NEW YORK — The Warnaco Group Inc. is seeing a few signs of light on the other side of the Atlantic.
Warnaco, among the first U.S.-based apparel firms to feel the force of the European downturn last year, doesn’t expect a rapid recovery. Still, it’s grateful for signs of stabilization.
“What I can say about Europe is that it’s not getting worse,” Helen McCluskey, president and chief executive officer of the firm, told WWD following a late-afternoon conference call. “We have such big businesses in Spain and Italy that we felt the downturn a bit more than others.”
The company’s business in France is smaller “but our comps continue to be positive there,” she said.
Coupled with that, northern and eastern Europe have performed well, with second-quarter comps “strong” in Germany and the Benelux countries and double-digit growth in Russia.

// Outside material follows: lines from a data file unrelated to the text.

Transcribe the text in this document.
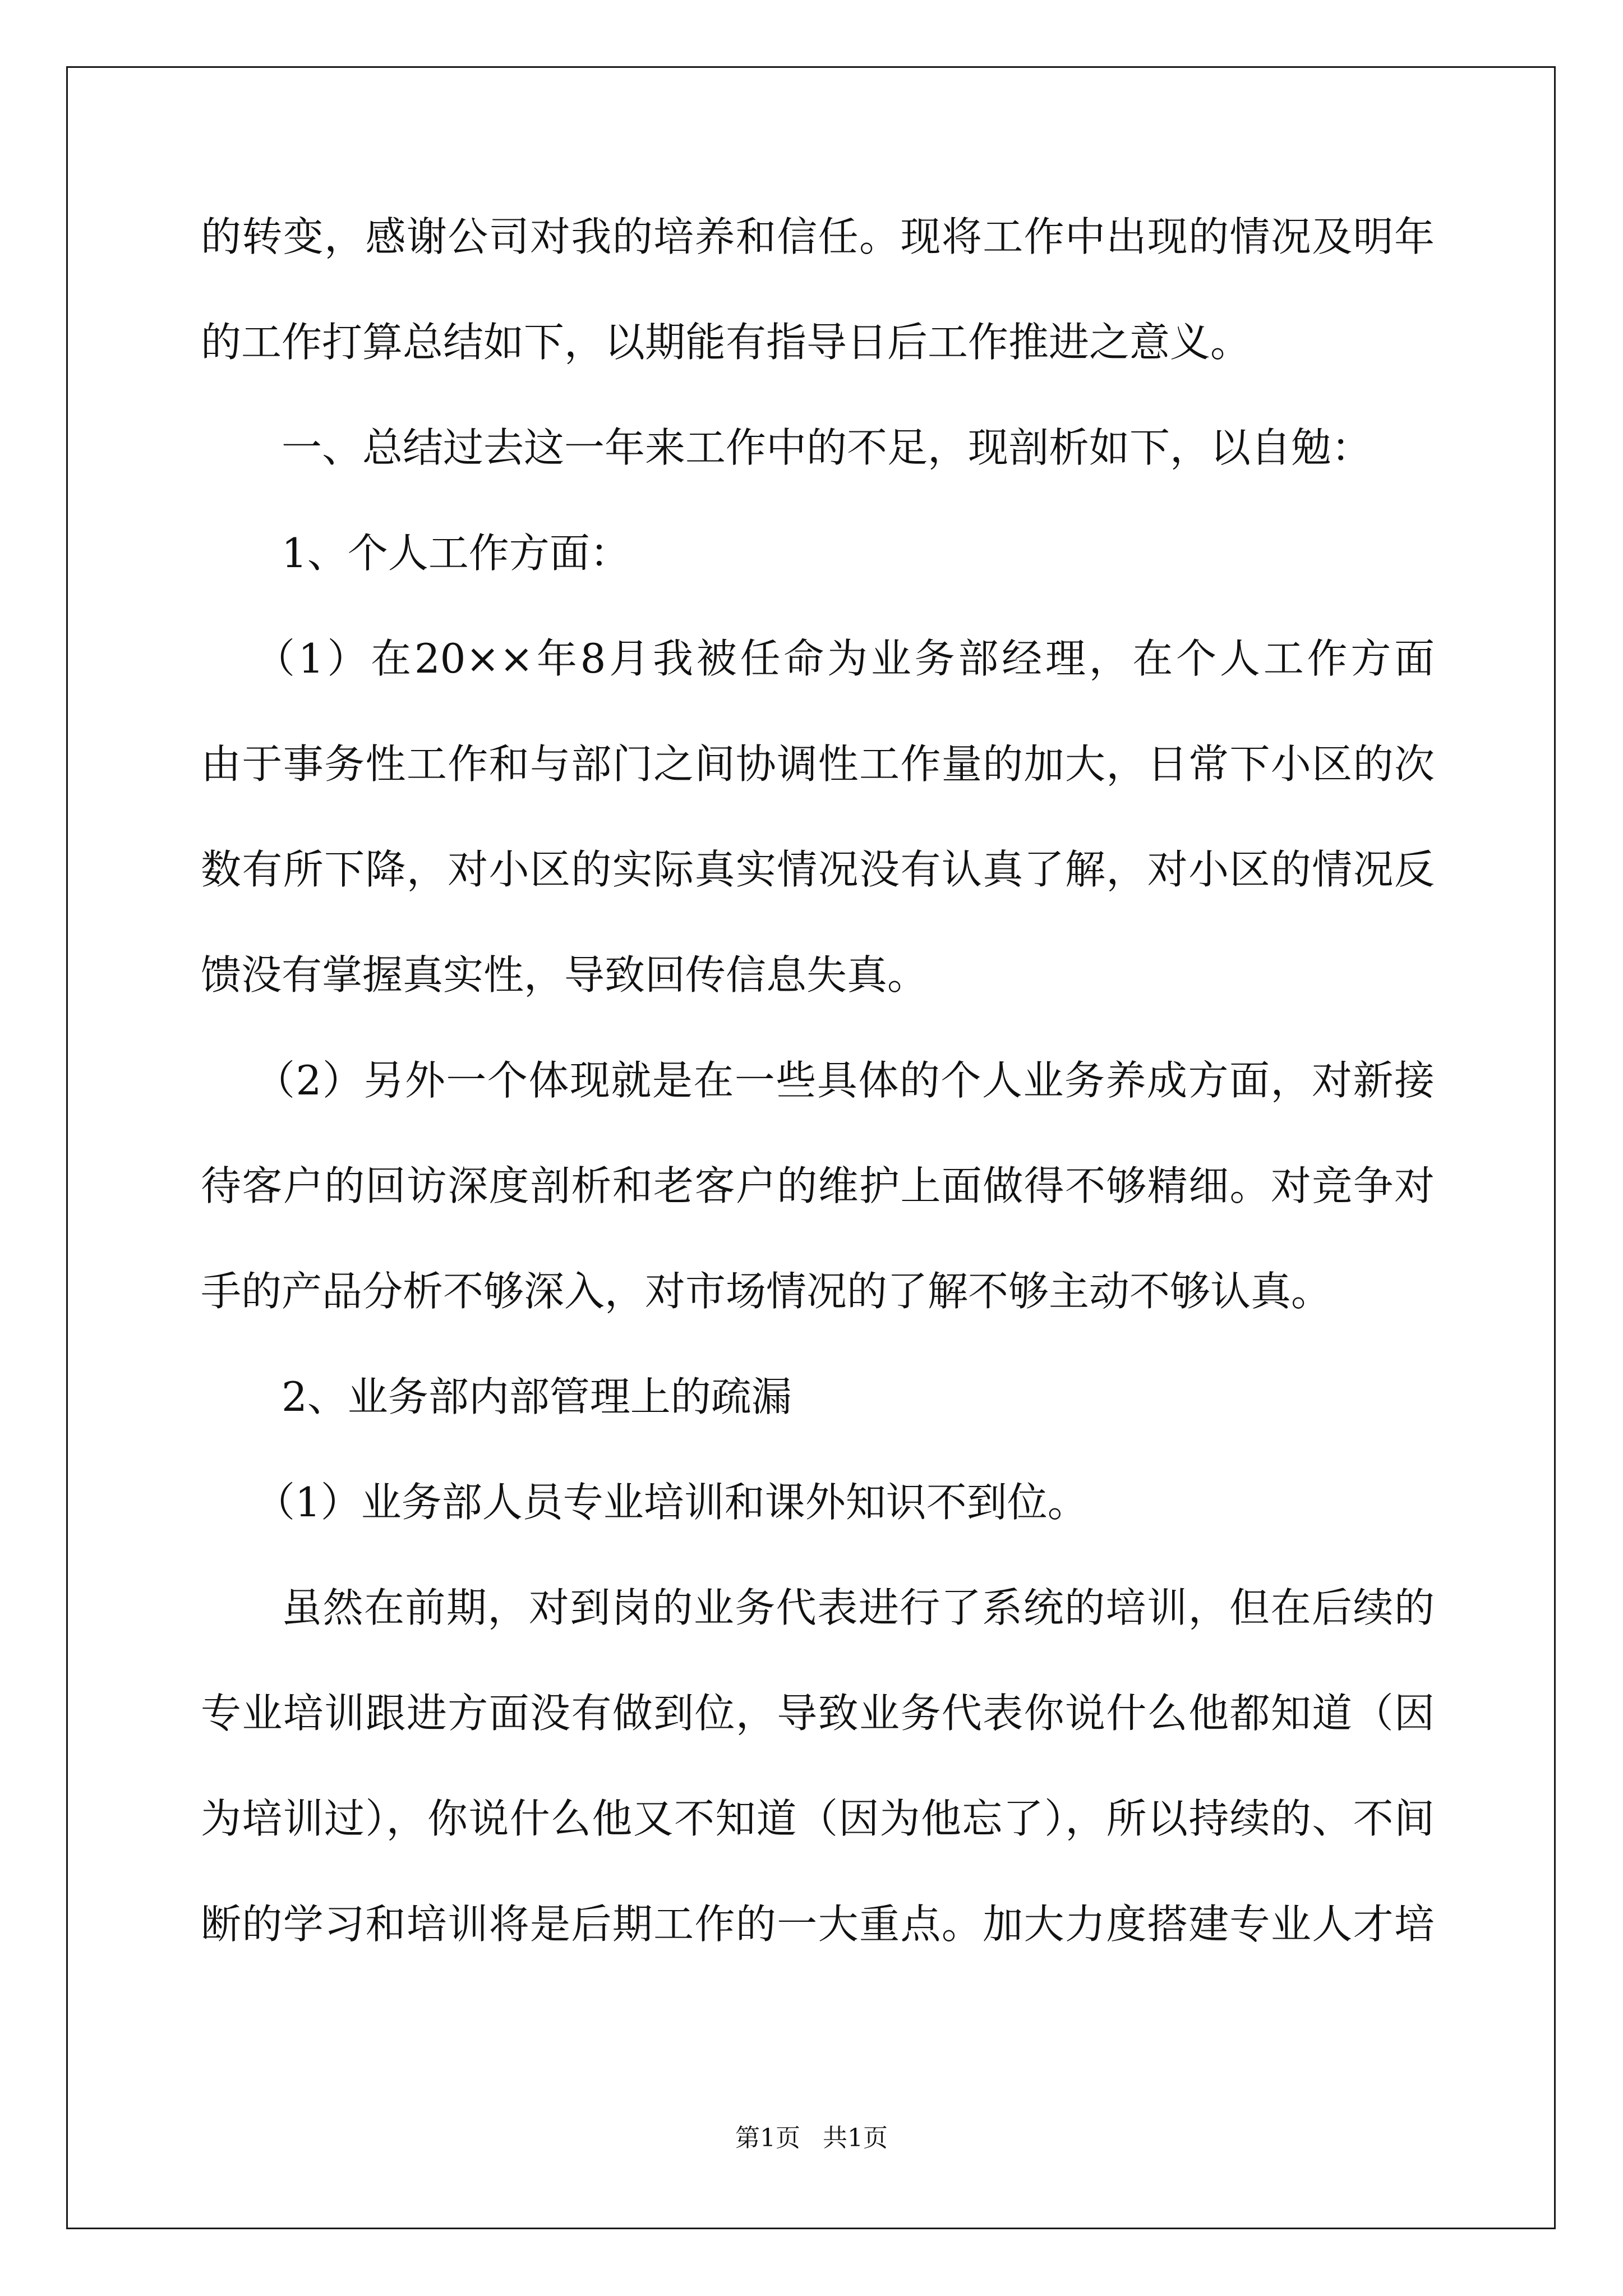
的转变，感谢公司对我的培养和信任。现将工作中出现的情况及明年
的工作打算总结如下，以期能有指导日后工作推进之意义。
一、总结过去这一年来工作中的不足，现剖析如下，以自勉：
1、个人工作方面：
（1）在20××年8月我被任命为业务部经理，在个人工作方面
由于事务性工作和与部门之间协调性工作量的加大，日常下小区的次
数有所下降，对小区的实际真实情况没有认真了解，对小区的情况反
馈没有掌握真实性，导致回传信息失真。
（2）另外一个体现就是在一些具体的个人业务养成方面，对新接
待客户的回访深度剖析和老客户的维护上面做得不够精细。对竞争对
手的产品分析不够深入，对市场情况的了解不够主动不够认真。
2、业务部内部管理上的疏漏
（1）业务部人员专业培训和课外知识不到位。
虽然在前期，对到岗的业务代表进行了系统的培训，但在后续的
专业培训跟进方面没有做到位，导致业务代表你说什么他都知道（因
为培训过），你说什么他又不知道（因为他忘了），所以持续的、不间
断的学习和培训将是后期工作的一大重点。加大力度搭建专业人才培
第1页 共1页
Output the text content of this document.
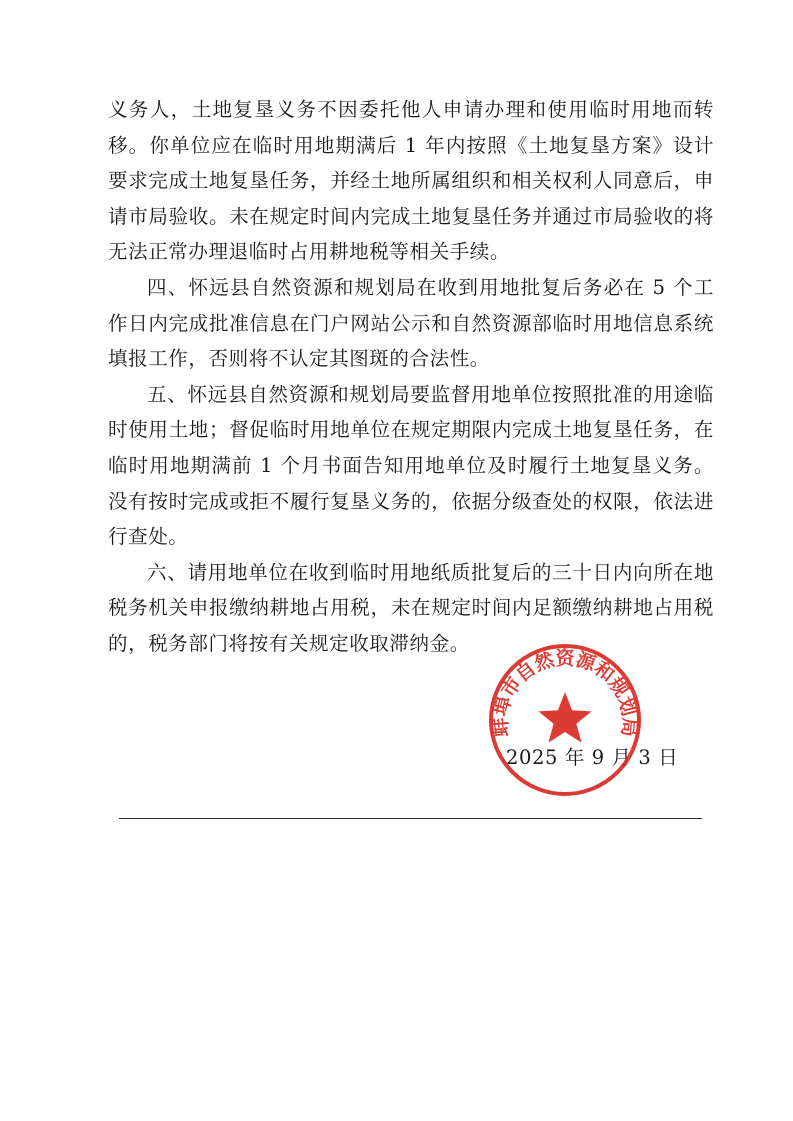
义务人，土地复垦义务不因委托他人申请办理和使用临时用地而转移。你单位应在临时用地期满后 1 年内按照《土地复垦方案》设计要求完成土地复垦任务，并经土地所属组织和相关权利人同意后，申请市局验收。未在规定时间内完成土地复垦任务并通过市局验收的将无法正常办理退临时占用耕地税等相关手续。

四、怀远县自然资源和规划局在收到用地批复后务必在 5 个工作日内完成批准信息在门户网站公示和自然资源部临时用地信息系统填报工作，否则将不认定其图斑的合法性。

五、怀远县自然资源和规划局要监督用地单位按照批准的用途临时使用土地；督促临时用地单位在规定期限内完成土地复垦任务，在临时用地期满前 1 个月书面告知用地单位及时履行土地复垦义务。没有按时完成或拒不履行复垦义务的，依据分级查处的权限，依法进行查处。

六、请用地单位在收到临时用地纸质批复后的三十日内向所在地税务机关申报缴纳耕地占用税，未在规定时间内足额缴纳耕地占用税的，税务部门将按有关规定收取滞纳金。

2025 年 9 月 3 日
蚌埠市自然资源和规划局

McCluskey’s comments came after the New York-based firm — which markets Calvin Klein Jeans and Underwear and Speedo swimwear, among other brands — reported second-quarter earnings that, while down sharply, exceeded analysts’ consensus estimates, even as revenues failed to meet Wall Street’s expectations.
In the three months ended June 30, net income dropped 78.9 percent to $9.6 million, or 23 cents a diluted share, from $45.5 million, or $1.01, in the year-ago quarter. Excluding numerous charges, such as impairment of a note from its 2008 divestiture of Lejaby, adjusted earnings per share were 72 cents, 8 cents better than the mean estimate of analysts.
Failing to meet consensus estimates, sales declined 4.7 percent to $563.9 million from $591.4 million in the 2011 period and were flat at constant currency. Gross margin fell to 42.4 percent of sales from 43.7 percent.
The company narrowed guidance for adjusted EPS for the year to a range of $4 to $4.15, with the high end 10 cents lower than previously forecast. Revenues, originally expected to be flat to up 2 percent, are now seen coming in between 2 percent down and flat, with unfavorable currency translation driving the downward revision.
Warnaco expects a degree of second-half relief — and margin improvement — from lower product costs and the impact of growth in its direct-to-consumer business, blunted by the promotional environmental at retail.
It also expects to realize savings of about $5 million in the second half, most of it in the fourth quarter, from the decision, disclosed last month, to streamline elements of the European business.
“There will be head count reductions,” McCluskey said, “and some of that is consolidating operations and approaching efficiencies on a regional rather than country-by-country basis. We’ve taken on some system implementations and areas like customer service and even the rigor we bring to minimum order quantities.”
Direct-to-consumer accounted for 31 percent of quarterly revenues, up from 29 percent a year ago. In Europe, McCluskey said, foot traffic was down while conversion and units per transaction rose.
“We can’t control foot traffic but we were pleased to see that all that efforts we’ve made at point-of-sale — from signage to training — were paying off.”
The ceo felt the company will benefit from what is essentially the one-year anniversary of the European downturn in the second half. “We’re up against lower comps,” she said. “We really started to feel the slowdown in last year’s third and fourth quarters.”
The company will continue to convert franchisees and distributors when possible. “We have a couple planned for the second half,” she said, “and we’ve built that into our projections for the balance of the year.”